Perth Glory still fuming over Burns suspension

The owner of the Western Australian club has continued to speak out against the ban imposed on his team's captain, raising the prospect of a legal challenge
Perth Glory owner Tony Sage has slammed the A-League's player suspension system and is threatening legal action if the two-week ban handed to Jacob Burns is not reviewed.

Glory skipper Burns was contentiously suspended after an off-the-ball clash with Central Coast counterpart John Hutchinson during the Mariners' 2-1 win at nib Stadium.

Burns was charged with striking, but the Glory camp has condemned the decision, arguing Hutchinson was actually the one responsible for the 44th-minute tangle.

Video footage shows Burns pull Hutchinson down before stepping on the Central Coast captain's calf. Hutchinson was then yellow carded for kicking his leg up in an attempt to remove his opponent.

Glory have contacted FFA to ask for the suspension to be reconsidered. They are prepared to take their case to court if they don't get their wish.

The Western Australian club has taken particular umbrage at the match review panel for officially terming the offence as an "assault".

"It's unbelievable. Jacob is livid with that word. We just don't understand it. We have watched the replay 100 times and just don't see it," Sage told 6PR.

"It looks like he is a thug.

"We got John Hutchinson involved. He wrote an email to the match review panel saying it was just part of the game and he was just stepping backwards.
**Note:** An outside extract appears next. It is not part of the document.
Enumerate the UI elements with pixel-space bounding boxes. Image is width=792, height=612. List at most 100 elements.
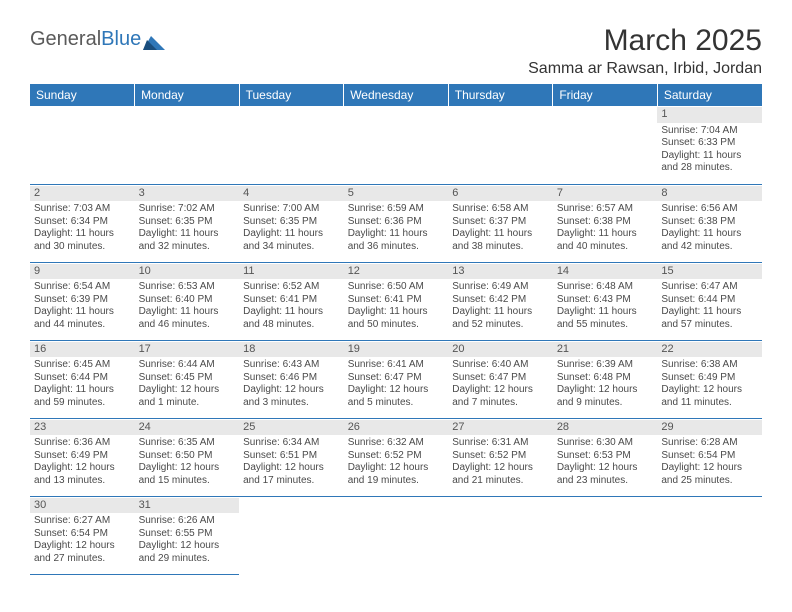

He said there was hardly any contact with his calf."

"If anything, the assault was the other way around when Hutchinson kicked Burnsy in the groin and got a yellow card."

Sage said the A-league's tribunal process was "ludicrous" because there was no avenue for clubs to challenge bans handed to players who either believe they are innocent or too harshly penalised.

"The thing about the AFL and even the NRL, there is an appeal process. (But) we cannot appeal, which to me, is the most ludicrous thing," he said.

"It's not a natural course of justice and that's what our lawyers say.

"There is no body further up than the match review panel that you can appeal to. I don't think there is any other sport in the world where you can't appeal a decision."

It's not the first time Sage has been at loggerheads with the A-League this month. A dispute over the competition's heat policy only subsided last week after a match between Glory and Adelaide United was played in Perth's 32-degree heat despite club requests for it to be rescheduled.

Sage will attempt to have the Burns suspension reviewed outside the court system, but does not believe FFA will listen due to his strained relationship with headquarters.

"My outspokeness has hurt the club at that level, it is fair to say."

"But if no-one says anything we will just get treated like second-class citizens forever," he said.

If the ban is not overturned, Burns will miss his side's trip to Brisbane Roar on Saturday as well as a home clash against Wellington Phoenix.

Sage hopes to have the matter settled by the time his team travels to Brisbane on Friday.